At this point the important question is no longer whether arithmetic can be routed to Python. It can. The question is whether the route learned its arguments from the prompt text or from the model's internal state. Rune's final supported claim is only about the latter.
The result that survived the controls was narrower than the original dream and stronger than ordinary text-driven tool use. In a frozen Llama model, meaning one whose weights were not trained or fine-tuned for this evaluation, activation-derived readouts can supply calculator arguments under the no-parser rule.
The production operand route used a layer-22 chunk path: selected operand chunks, chosen with attention-based selection, were decoded by a frozen chunk probe. Reading operands directly from their early input-token positions would be too close to parsing in disguise.
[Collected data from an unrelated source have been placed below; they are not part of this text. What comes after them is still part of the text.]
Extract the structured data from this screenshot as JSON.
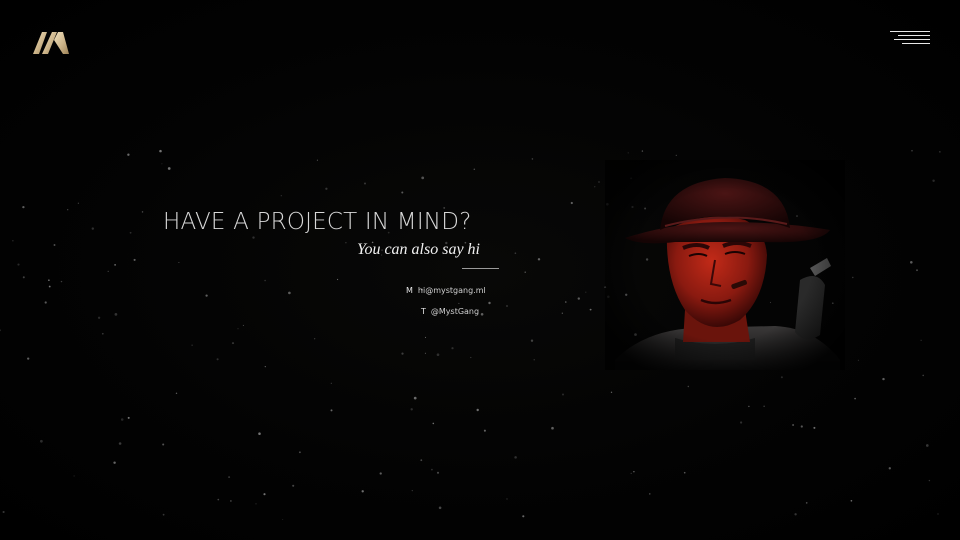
{
  "brand": {
    "logo_icon": "mountain-m-logo-icon",
    "accent_color": "#cdb58a"
  },
  "nav": {
    "menu_icon": "hamburger-menu-icon"
  },
  "contact": {
    "headline": "HAVE A PROJECT IN MIND?",
    "subhead": "You can also say hi",
    "rows": [
      {
        "key": "M",
        "value": "hi@mystgang.ml"
      },
      {
        "key": "T",
        "value": "@MystGang"
      }
    ]
  },
  "hero_image": {
    "subject": "red-tinted cowboy portrait",
    "tint_color": "#b01a10"
  },
  "background": {
    "color": "#000000",
    "dot_color": "#8a8a8a"
  }
}
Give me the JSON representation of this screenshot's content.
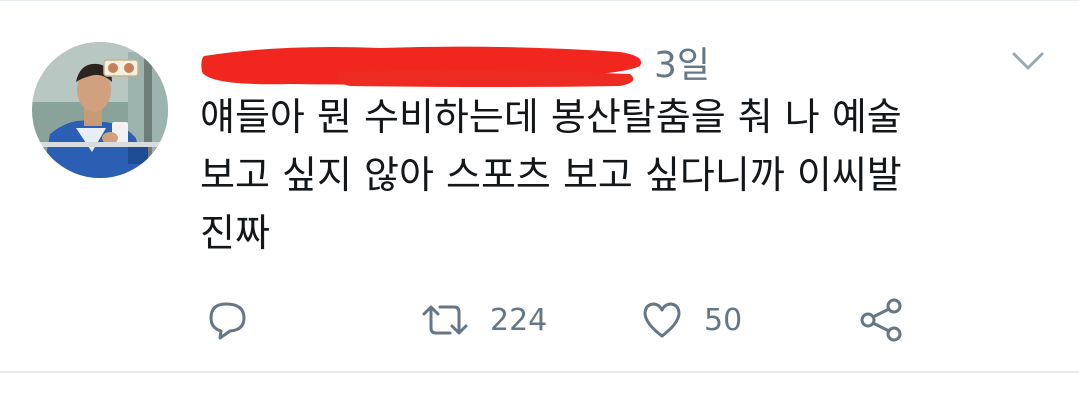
{
  "tweet": {
    "timestamp": "3일",
    "text": "얘들아 뭔 수비하는데 봉산탈춤을 춰 나 예술\n보고 싶지 않아 스포츠 보고 싶다니까 이씨발\n진짜",
    "author_redacted": true
  },
  "actions": {
    "reply": {
      "icon": "reply-icon"
    },
    "retweet": {
      "icon": "retweet-icon",
      "count": "224"
    },
    "like": {
      "icon": "heart-icon",
      "count": "50"
    },
    "share": {
      "icon": "share-icon"
    }
  },
  "colors": {
    "text": "#14171a",
    "secondary": "#657786",
    "redaction": "#f0261f",
    "divider": "#e6ecf0"
  }
}
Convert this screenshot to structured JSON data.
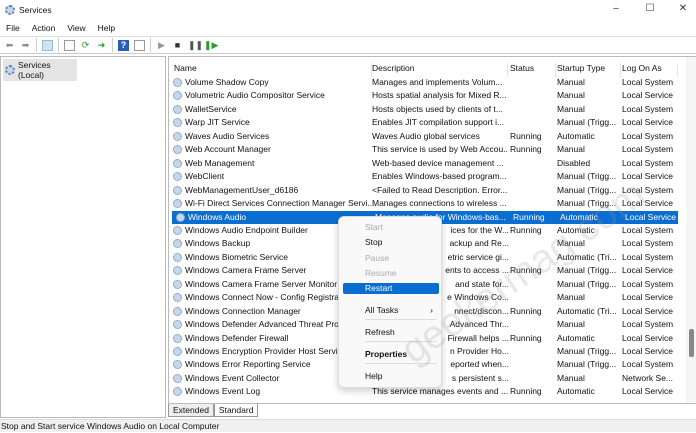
{
  "window": {
    "title": "Services",
    "controls": {
      "minimize": "–",
      "maximize": "☐",
      "close": "✕"
    }
  },
  "menubar": [
    "File",
    "Action",
    "View",
    "Help"
  ],
  "toolbar": {
    "icons": [
      "back-icon",
      "forward-icon",
      "show-hide-console-tree-icon",
      "properties-icon",
      "refresh-icon",
      "export-list-icon",
      "help-icon",
      "show-action-pane-icon",
      "start-service-icon",
      "stop-service-icon",
      "pause-service-icon",
      "restart-service-icon"
    ]
  },
  "tree": {
    "root": "Services (Local)"
  },
  "columns": [
    "Name",
    "Description",
    "Status",
    "Startup Type",
    "Log On As"
  ],
  "rows": [
    {
      "name": "Volume Shadow Copy",
      "desc": "Manages and implements Volum...",
      "status": "",
      "startup": "Manual",
      "logon": "Local System"
    },
    {
      "name": "Volumetric Audio Compositor Service",
      "desc": "Hosts spatial analysis for Mixed R...",
      "status": "",
      "startup": "Manual",
      "logon": "Local Service"
    },
    {
      "name": "WalletService",
      "desc": "Hosts objects used by clients of t...",
      "status": "",
      "startup": "Manual",
      "logon": "Local System"
    },
    {
      "name": "Warp JIT Service",
      "desc": "Enables JIT compilation support i...",
      "status": "",
      "startup": "Manual (Trigg...",
      "logon": "Local Service"
    },
    {
      "name": "Waves Audio Services",
      "desc": "Waves Audio global services",
      "status": "Running",
      "startup": "Automatic",
      "logon": "Local System"
    },
    {
      "name": "Web Account Manager",
      "desc": "This service is used by Web Accou...",
      "status": "Running",
      "startup": "Manual",
      "logon": "Local System"
    },
    {
      "name": "Web Management",
      "desc": "Web-based device management ...",
      "status": "",
      "startup": "Disabled",
      "logon": "Local System"
    },
    {
      "name": "WebClient",
      "desc": "Enables Windows-based program...",
      "status": "",
      "startup": "Manual (Trigg...",
      "logon": "Local Service"
    },
    {
      "name": "WebManagementUser_d6186",
      "desc": "<Failed to Read Description. Error...",
      "status": "",
      "startup": "Manual (Trigg...",
      "logon": "Local System"
    },
    {
      "name": "Wi-Fi Direct Services Connection Manager Servi...",
      "desc": "Manages connections to wireless ...",
      "status": "",
      "startup": "Manual (Trigg...",
      "logon": "Local Service"
    },
    {
      "name": "Windows Audio",
      "desc": "Manages audio for Windows-bas...",
      "status": "Running",
      "startup": "Automatic",
      "logon": "Local Service",
      "selected": true
    },
    {
      "name": "Windows Audio Endpoint Builder",
      "desc": "ices for the W...",
      "status": "Running",
      "startup": "Automatic",
      "logon": "Local System",
      "covered": true
    },
    {
      "name": "Windows Backup",
      "desc": "ackup and Re...",
      "status": "",
      "startup": "Manual",
      "logon": "Local System",
      "covered": true
    },
    {
      "name": "Windows Biometric Service",
      "desc": "etric service gi...",
      "status": "",
      "startup": "Automatic (Tri...",
      "logon": "Local System",
      "covered": true
    },
    {
      "name": "Windows Camera Frame Server",
      "desc": "ents to access ...",
      "status": "Running",
      "startup": "Manual (Trigg...",
      "logon": "Local Service",
      "covered": true
    },
    {
      "name": "Windows Camera Frame Server Monitor",
      "desc": "and state for...",
      "status": "",
      "startup": "Manual (Trigg...",
      "logon": "Local System",
      "covered": true
    },
    {
      "name": "Windows Connect Now - Config Registrar",
      "desc": "e Windows Co...",
      "status": "",
      "startup": "Manual",
      "logon": "Local Service",
      "covered": true
    },
    {
      "name": "Windows Connection Manager",
      "desc": "nnect/discon...",
      "status": "Running",
      "startup": "Automatic (Tri...",
      "logon": "Local Service",
      "covered": true
    },
    {
      "name": "Windows Defender Advanced Threat Prote",
      "desc": "Advanced Thr...",
      "status": "",
      "startup": "Manual",
      "logon": "Local System",
      "covered": true
    },
    {
      "name": "Windows Defender Firewall",
      "desc": "Firewall helps ...",
      "status": "Running",
      "startup": "Automatic",
      "logon": "Local Service",
      "covered": true
    },
    {
      "name": "Windows Encryption Provider Host Service",
      "desc": "n Provider Ho...",
      "status": "",
      "startup": "Manual (Trigg...",
      "logon": "Local Service",
      "covered": true
    },
    {
      "name": "Windows Error Reporting Service",
      "desc": "eported when...",
      "status": "",
      "startup": "Manual (Trigg...",
      "logon": "Local System",
      "covered": true
    },
    {
      "name": "Windows Event Collector",
      "desc": "s persistent s...",
      "status": "",
      "startup": "Manual",
      "logon": "Network Se...",
      "covered": true
    },
    {
      "name": "Windows Event Log",
      "desc": "This service manages events and ...",
      "status": "Running",
      "startup": "Automatic",
      "logon": "Local Service"
    }
  ],
  "context_menu": [
    {
      "label": "Start",
      "disabled": true
    },
    {
      "label": "Stop"
    },
    {
      "label": "Pause",
      "disabled": true
    },
    {
      "label": "Resume",
      "disabled": true
    },
    {
      "label": "Restart",
      "highlighted": true
    },
    {
      "label": "All Tasks",
      "submenu": "›"
    },
    {
      "label": "Refresh"
    },
    {
      "label": "Properties",
      "bold": true
    },
    {
      "label": "Help"
    }
  ],
  "tabs": [
    "Extended",
    "Standard"
  ],
  "statusbar": "Stop and Start service Windows Audio on Local Computer",
  "watermark": "geekermag.com",
  "colors": {
    "selection": "#0a6ed1"
  }
}
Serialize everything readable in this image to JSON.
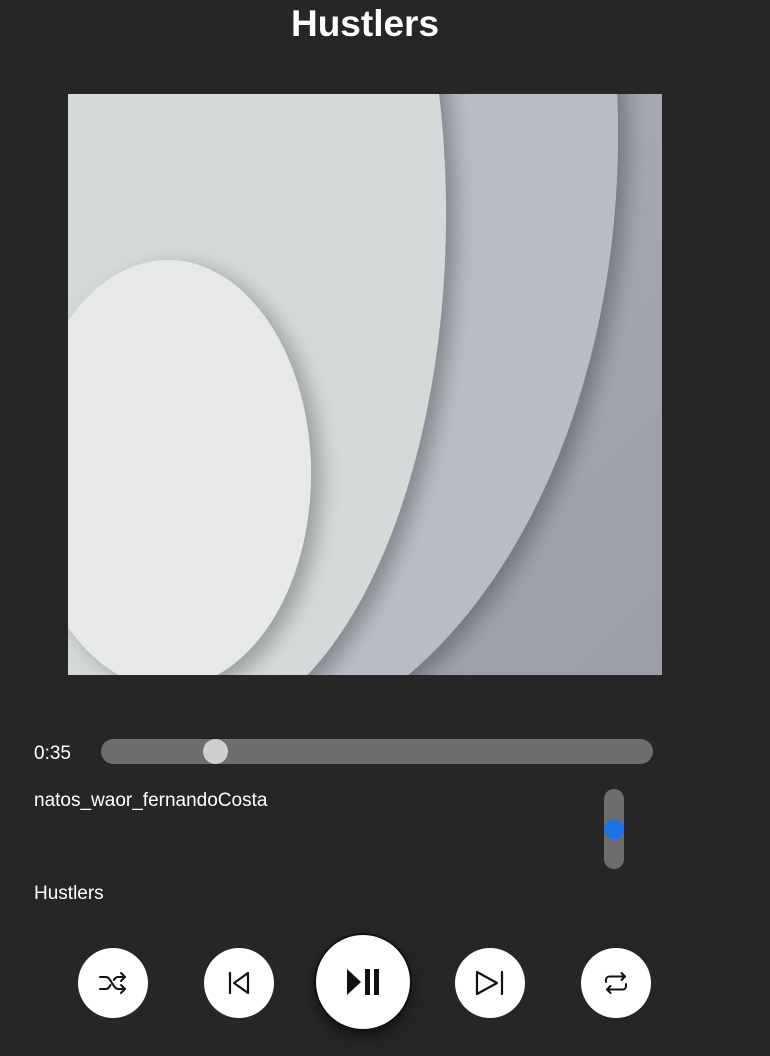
{
  "header": {
    "title": "Hustlers"
  },
  "player": {
    "current_time": "0:35",
    "progress_fraction": 0.193,
    "artist": "natos_waor_fernandoCosta",
    "song_title": "Hustlers",
    "volume_fraction": 0.5
  },
  "controls": [
    {
      "name": "shuffle-button",
      "icon": "shuffle-icon"
    },
    {
      "name": "previous-button",
      "icon": "skip-previous-icon"
    },
    {
      "name": "play-pause-button",
      "icon": "play-pause-icon"
    },
    {
      "name": "next-button",
      "icon": "skip-next-icon"
    },
    {
      "name": "repeat-button",
      "icon": "repeat-icon"
    }
  ],
  "colors": {
    "background": "#262626",
    "track": "#6d6d6d",
    "progress_thumb": "#cfcfcf",
    "volume_thumb": "#1a73e8",
    "button": "#ffffff"
  }
}
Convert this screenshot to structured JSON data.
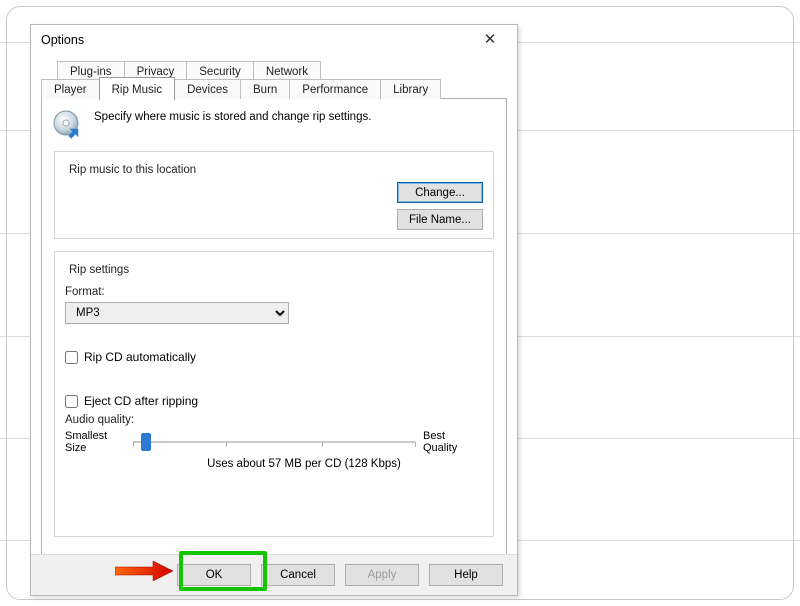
{
  "dialog": {
    "title": "Options",
    "close_glyph": "✕",
    "tabs_top": [
      "Plug-ins",
      "Privacy",
      "Security",
      "Network"
    ],
    "tabs_bottom": [
      "Player",
      "Rip Music",
      "Devices",
      "Burn",
      "Performance",
      "Library"
    ],
    "active_tab": "Rip Music",
    "intro": "Specify where music is stored and change rip settings.",
    "group_location": {
      "title": "Rip music to this location",
      "change_btn": "Change...",
      "filename_btn": "File Name..."
    },
    "group_settings": {
      "title": "Rip settings",
      "format_label": "Format:",
      "format_value": "MP3",
      "rip_auto_label": "Rip CD automatically",
      "rip_auto_checked": false,
      "eject_label": "Eject CD after ripping",
      "eject_checked": false,
      "quality_label": "Audio quality:",
      "slider_min_label": "Smallest\nSize",
      "slider_max_label": "Best\nQuality",
      "usage_text": "Uses about 57 MB per CD (128 Kbps)"
    },
    "buttons": {
      "ok": "OK",
      "cancel": "Cancel",
      "apply": "Apply",
      "help": "Help"
    }
  }
}
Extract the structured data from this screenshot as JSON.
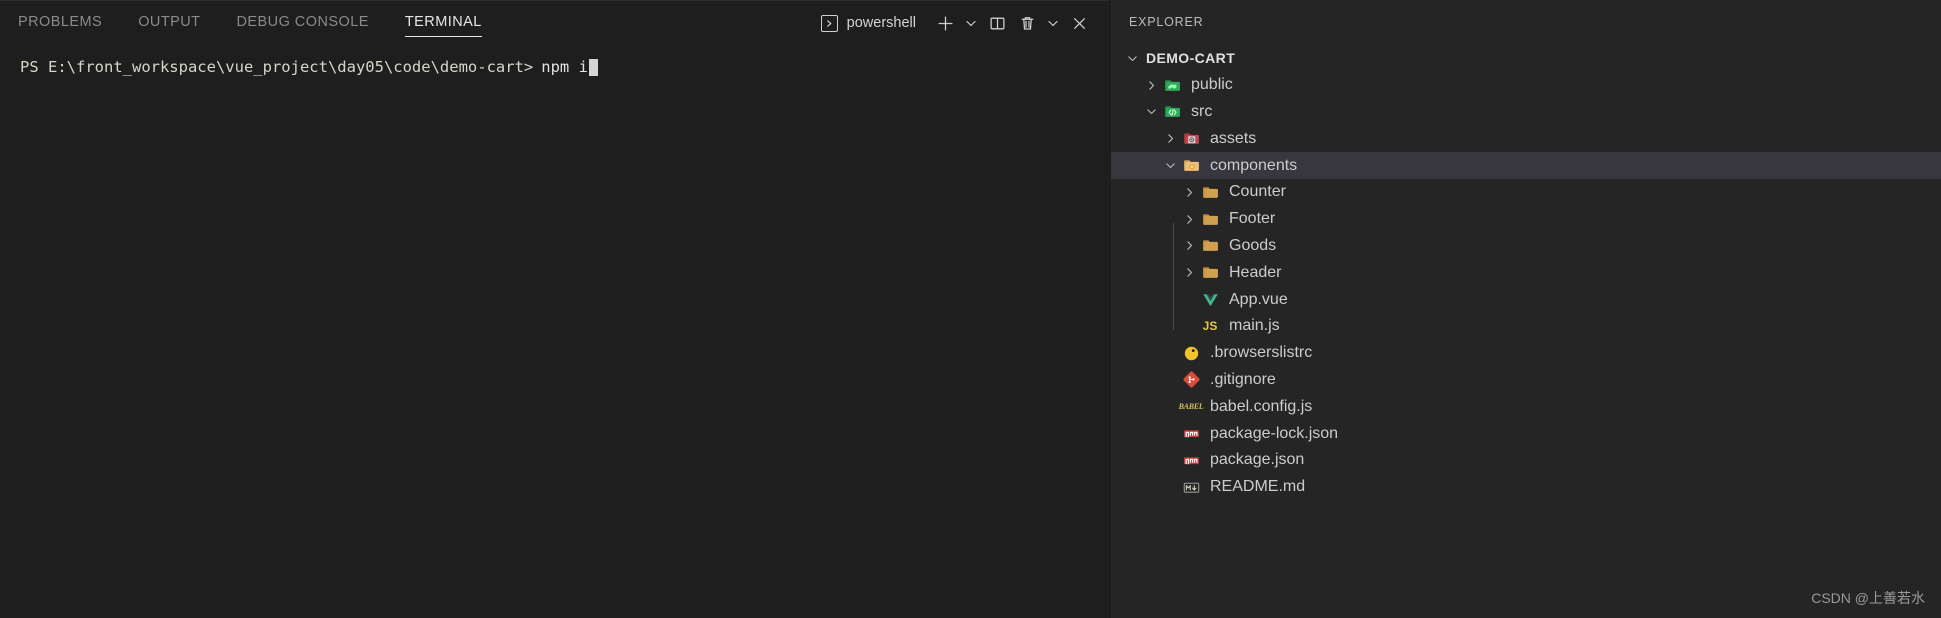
{
  "panel": {
    "tabs": [
      {
        "label": "PROBLEMS",
        "active": false
      },
      {
        "label": "OUTPUT",
        "active": false
      },
      {
        "label": "DEBUG CONSOLE",
        "active": false
      },
      {
        "label": "TERMINAL",
        "active": true
      }
    ],
    "terminal_selector": {
      "icon": "chevron-right-box-icon",
      "icon_glyph": "›",
      "label": "powershell"
    },
    "actions": [
      {
        "name": "new-terminal-button",
        "icon": "plus-icon",
        "glyph": "+"
      },
      {
        "name": "new-terminal-dropdown",
        "icon": "chevron-down-icon",
        "glyph": "⌄"
      },
      {
        "name": "split-terminal-button",
        "icon": "split-panel-icon",
        "glyph": "▥"
      },
      {
        "name": "kill-terminal-button",
        "icon": "trash-icon",
        "glyph": "🗑"
      },
      {
        "name": "panel-views-dropdown",
        "icon": "chevron-down-icon",
        "glyph": "⌄"
      },
      {
        "name": "close-panel-button",
        "icon": "close-icon",
        "glyph": "✕"
      }
    ],
    "terminal": {
      "prompt": "PS E:\\front_workspace\\vue_project\\day05\\code\\demo-cart>",
      "command": "npm i",
      "cursor_visible": true
    }
  },
  "explorer": {
    "title": "EXPLORER",
    "tree": [
      {
        "label": "DEMO-CART",
        "type": "root",
        "depth": 0,
        "twisty": "down",
        "icon": "none",
        "selected": false
      },
      {
        "label": "public",
        "type": "folder",
        "depth": 1,
        "twisty": "right",
        "icon": "folder-public-icon",
        "selected": false
      },
      {
        "label": "src",
        "type": "folder",
        "depth": 1,
        "twisty": "down",
        "icon": "folder-src-icon",
        "selected": false
      },
      {
        "label": "assets",
        "type": "folder",
        "depth": 2,
        "twisty": "right",
        "icon": "folder-assets-icon",
        "selected": false
      },
      {
        "label": "components",
        "type": "folder",
        "depth": 2,
        "twisty": "down",
        "icon": "folder-components-icon",
        "selected": true
      },
      {
        "label": "Counter",
        "type": "folder",
        "depth": 3,
        "twisty": "right",
        "icon": "folder-icon",
        "selected": false
      },
      {
        "label": "Footer",
        "type": "folder",
        "depth": 3,
        "twisty": "right",
        "icon": "folder-icon",
        "selected": false
      },
      {
        "label": "Goods",
        "type": "folder",
        "depth": 3,
        "twisty": "right",
        "icon": "folder-icon",
        "selected": false
      },
      {
        "label": "Header",
        "type": "folder",
        "depth": 3,
        "twisty": "right",
        "icon": "folder-icon",
        "selected": false
      },
      {
        "label": "App.vue",
        "type": "file",
        "depth": 3,
        "twisty": "none",
        "icon": "vue-icon",
        "selected": false
      },
      {
        "label": "main.js",
        "type": "file",
        "depth": 3,
        "twisty": "none",
        "icon": "js-icon",
        "selected": false
      },
      {
        "label": ".browserslistrc",
        "type": "file",
        "depth": 2,
        "twisty": "none",
        "icon": "browserslist-icon",
        "selected": false
      },
      {
        "label": ".gitignore",
        "type": "file",
        "depth": 2,
        "twisty": "none",
        "icon": "git-icon",
        "selected": false
      },
      {
        "label": "babel.config.js",
        "type": "file",
        "depth": 2,
        "twisty": "none",
        "icon": "babel-icon",
        "selected": false
      },
      {
        "label": "package-lock.json",
        "type": "file",
        "depth": 2,
        "twisty": "none",
        "icon": "npm-icon",
        "selected": false
      },
      {
        "label": "package.json",
        "type": "file",
        "depth": 2,
        "twisty": "none",
        "icon": "npm-icon",
        "selected": false
      },
      {
        "label": "README.md",
        "type": "file",
        "depth": 2,
        "twisty": "none",
        "icon": "markdown-icon",
        "selected": false
      }
    ]
  },
  "watermark": {
    "text": "CSDN @上善若水"
  },
  "colors": {
    "panel_bg": "#1e1e1e",
    "explorer_bg": "#252526",
    "selected_row": "#37373d",
    "text": "#cccccc",
    "active_tab": "#e7e7e7",
    "prompt": "#d6d6c8",
    "folder_tan": "#d0a050",
    "green": "#42b883",
    "npm_red": "#cb3837"
  }
}
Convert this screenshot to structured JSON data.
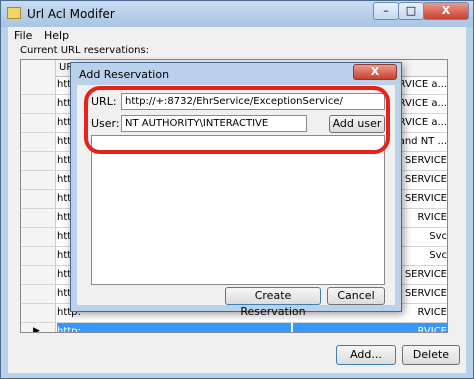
{
  "window": {
    "title": "Url Acl Modifer",
    "buttons": {
      "minimize": "–",
      "maximize": "□",
      "close": "X"
    }
  },
  "menu": [
    "File",
    "Help"
  ],
  "reservations_label": "Current URL reservations:",
  "grid": {
    "headers": [
      "URL",
      ""
    ],
    "rows": [
      {
        "url": "http:",
        "user": "SERVICE a...",
        "pointer": ""
      },
      {
        "url": "https:",
        "user": "SERVICE a...",
        "pointer": ""
      },
      {
        "url": "https:",
        "user": "ERVICE a...",
        "pointer": ""
      },
      {
        "url": "https:",
        "user": "and NT ...",
        "pointer": ""
      },
      {
        "url": "https:",
        "user": "T SERVICE",
        "pointer": ""
      },
      {
        "url": "http:",
        "user": "T SERVICE",
        "pointer": ""
      },
      {
        "url": "http:",
        "user": "T SERVICE",
        "pointer": ""
      },
      {
        "url": "http:",
        "user": "RVICE",
        "pointer": ""
      },
      {
        "url": "http:",
        "user": "Svc",
        "pointer": ""
      },
      {
        "url": "http:",
        "user": "Svc",
        "pointer": ""
      },
      {
        "url": "http:",
        "user": "K SERVICE",
        "pointer": ""
      },
      {
        "url": "http:",
        "user": "K SERVICE",
        "pointer": ""
      },
      {
        "url": "http:",
        "user": "RVICE",
        "pointer": ""
      },
      {
        "url": "http:",
        "user": "RVICE",
        "pointer": "▶"
      },
      {
        "url": "http://+:8732/EhrService/ExceptionService/",
        "user": "NT AUTHORITY\\INTERACTIVE",
        "pointer": ""
      }
    ],
    "selected_index": 13
  },
  "buttons": {
    "add": "Add...",
    "delete": "Delete"
  },
  "dialog": {
    "title": "Add Reservation",
    "close": "X",
    "url_label": "URL:",
    "url_value": "http://+:8732/EhrService/ExceptionService/",
    "user_label": "User:",
    "user_value": "NT AUTHORITY\\INTERACTIVE",
    "add_user": "Add user",
    "create": "Create Reservation",
    "cancel": "Cancel"
  },
  "colors": {
    "highlight": "#e8211b",
    "selection": "#3399ff"
  }
}
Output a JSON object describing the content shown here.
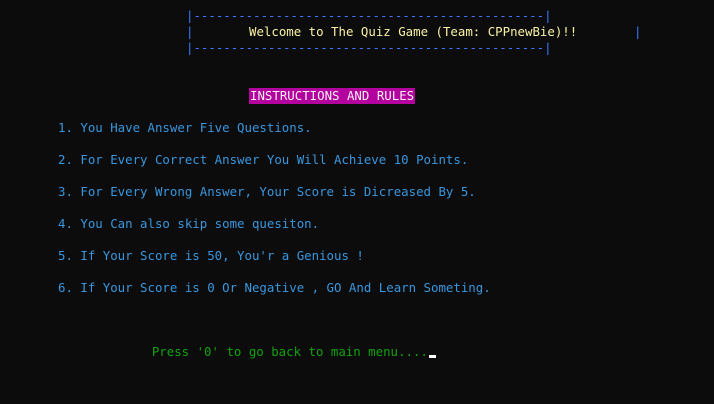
{
  "banner": {
    "top_border": "|-----------------------------------------------|",
    "middle_open": "|",
    "middle_close": "|",
    "bottom_border": "|-----------------------------------------------|",
    "welcome_text": "Welcome to The Quiz Game (Team: CPPnewBie)!!"
  },
  "heading": "INSTRUCTIONS AND RULES",
  "rules": [
    "1. You Have Answer Five Questions.",
    "2. For Every Correct Answer You Will Achieve 10 Points.",
    "3. For Every Wrong Answer, Your Score is Dicreased By 5.",
    "4. You Can also skip some quesiton.",
    "5. If Your Score is 50, You'r a Genious !",
    "6. If Your Score is 0 Or Negative , GO And Learn Someting."
  ],
  "prompt": "Press '0' to go back to main menu....",
  "colors": {
    "background": "#0c0c0c",
    "border": "#3b78ff",
    "welcome": "#f9f1a5",
    "heading_bg": "#b4009e",
    "rules": "#3a96dd",
    "prompt": "#13a10e"
  }
}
This remains a readout claim, not a proof that we can safely rewrite the model's internal state.
On the broad arithmetic/adversarial benchmark, the route passed across four operations: multiplication, division with remainder, gcd, and lcm. Passing meant two things at once. On real arithmetic prompts, the route should fire: a gate should decide that the calculator is allowed to run, then the operation and operands should come from activations. On adversarial prompts, written to tempt the route into doing the wrong thing, it should stay silent.
Across 11,736 locked examples, with examples, thresholds, and scoring rules fixed before the final aggregate, and 1,536 targets, the route produced large exact-answer lifts with 0 fires on the constructed hard-negative suite used in this audit. Lift means the routed exact-answer rate minus the frozen model's native exact-answer rate on the target prompts. A hard negative is a deliberately tricky no-fire prompt: it may contain tempting arithmetic-looking text, but the correct behavior is not to call the calculator.
The route's operand bounds were frozen at integers from 0 through 9999, with at most 12 generated answer tokens. In plain terms, the supported result is two-integer arithmetic within that published route rather than arbitrary long arithmetic. The claim-bearing rerun was preregistered on June 2, 2026, with thresholds, operand bounds, and runner choices fixed around scripts/goalB3_repaired_benchmark_suite.py.
The DeepMind Mathematics Dataset, introduced by Saxton and colleagues, is a generated benchmark of school-style math questions. Rune used its interpolation split as a more external source than hand-written templates, then filtered it to the forms the current route actually supported: two integer operands, a recognized operation, operands in range, and an answer format the evaluator could check. Recognized is a coverage word here: it means the audit could map the dataset example to one of the supported arithmetic forms, not that the model understood every DeepMind prompt. Positive examples looked like ordinary arithmetic requests: Calculate the greatest common divisor of 2474 and 5568., What is the remainder when 5734 is divided by 5529?, or Calculate the least common multiple of 839 and 6781.
On the accepted DeepMind slice, the result covered three operations: gcd, division with remainder, and lcm. Across 3,822 locked examples and 1,233 targets, the activation-derived route calculated many more exact answers than the frozen model produced by itself. In plain percentages, routed exact rates were 99.2% for division with remainder, 100% for gcd, and 98.0% for lcm, with exact-answer gains of 81.0, 50.2, and 96.8 percentage points over the frozen model's native answers. The route was correcting a large fraction of cases the unassisted model missed.
Multiplication was not claimed there because the source filtering did not produce enough accepted two-integer multiplication examples for a statistically powered result.
Should fire
Calculate the highest common factor of 5924 and 1024.
What is the remainder when 7696 is divided by 5130?
What is the smallest common multiple of 4740 and 1152?
Should not fire
She wrote 'gcd(48, 18) = 6' on the whiteboard and then changed the subject to budgets of 200 and 300.
A reporter typed '144 / 12' into her notes but the story was about a basketball game.
The chart showed 6, 12, 18, 24 as factor labels but the article discussed musical notation.